Pierwotnie zmiany w rządzie miały zostać ogłoszone około 15 lipca. Termin przesunięto jednak o ponad tydzień. Włodzimierz Czarzasty poinformował niedawno, iż marszałek Sejmu Szymon Hołownia złożył wniosek o przesunięcie rekonstrukcji na 22 lipca. Koalicjanci na to przystali.
Premier Donald Tusk sprostował jednak, iż do zmian dojdzie między 22 a 25 lipca. Od czasu zapowiedzi rekonstrukcji, jeszcze w czerwcu, w mediach nie brakuje spekulacji dotyczących możliwych dymisji. Teraz na potencjalnej liście pojawiło się nowe nazwisko.
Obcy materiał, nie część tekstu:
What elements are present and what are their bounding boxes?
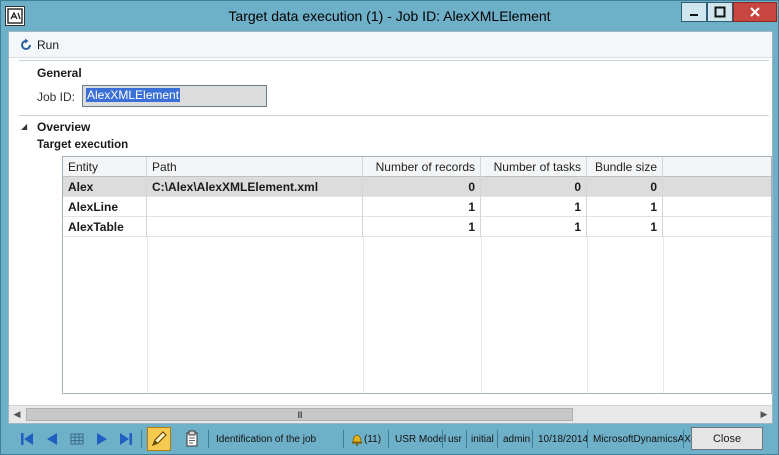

Andrzej Szejna może pożegnać się ze stanowiskiem wiceministra
Z nieoficjalnych informacji RMF FM wynika, iż Andrzej Szejna nie wróci na stanowisko wiceministra spraw zagranicznych. W marcu premier Tusk miał zasugerować szefowi MSZ Radosławowi Sikorskiemu, by wysłał swojego zastępcę na urlop. Powodem miały być niejasności w rozliczeniach tzw. kilometrówek.
Już wtedy trwało śledztwo Prokuratury Rejonowej Kielce-Zachód dotyczące nieprawidłowości w rozliczaniu kosztów prowadzenia biura poselskiego oraz podróży służbowych. Postępowanie wszczęto po anonimowym zgłoszeniu. Z medialnych doniesień wynika, iż śledztwo dotyczy właśnie Szejny, a według ustaleń Wirtualnej Polski polityk miał pobrać z kilometrówek 122 tys. zł.
Dodatkowo w mediach pojawiły się informacje o innych problemach polityka. Andrzej Szejna potwierdził te doniesienia w opublikowanym oświadczeniu, przyznając, iż "zmierzył się z problemem nadużywania alkoholu".
Polityk Lewicy najpierw przebywał na urlopie wypoczynkowym, a po jego zakończeniu na bezpłatnym. Jego powrót do pracy miał nastąpić w lipcu, jednak nie pojawił się w ministerstwie. Oficjalnym powodem przedłużenia urlopu ma być procedura ponownego dopuszczenia go do informacji niejawnych.
Rekonstrukcja rządu coraz bliżej
Jak pisaliśmy w naTemat.pl, w sondażu IBRiS dla "Rzeczpospolitej" zapytano Polaków, czy ich zdaniem rekonstrukcja pomoże rządowi Donalda Tuska. Co czwarty zapytany (25,4 proc.) uważa, iż "raczej pomoże", a 5,9 proc., iż "zdecydowanie pomoże".
Z drugiej strony 37,8 proc. ankietowanych odpowiedziało, iż rekonstrukcja "zdecydowanie nie pomoże" rządowi, a 21,5 proc. jest zdania, iż "raczej nie pomoże". Łącznie 59,3 proc. Polaków jest sceptycznych wobec planowanej rekonstrukcji i jej skutków. Niezdecydowanych było 9,4 proc.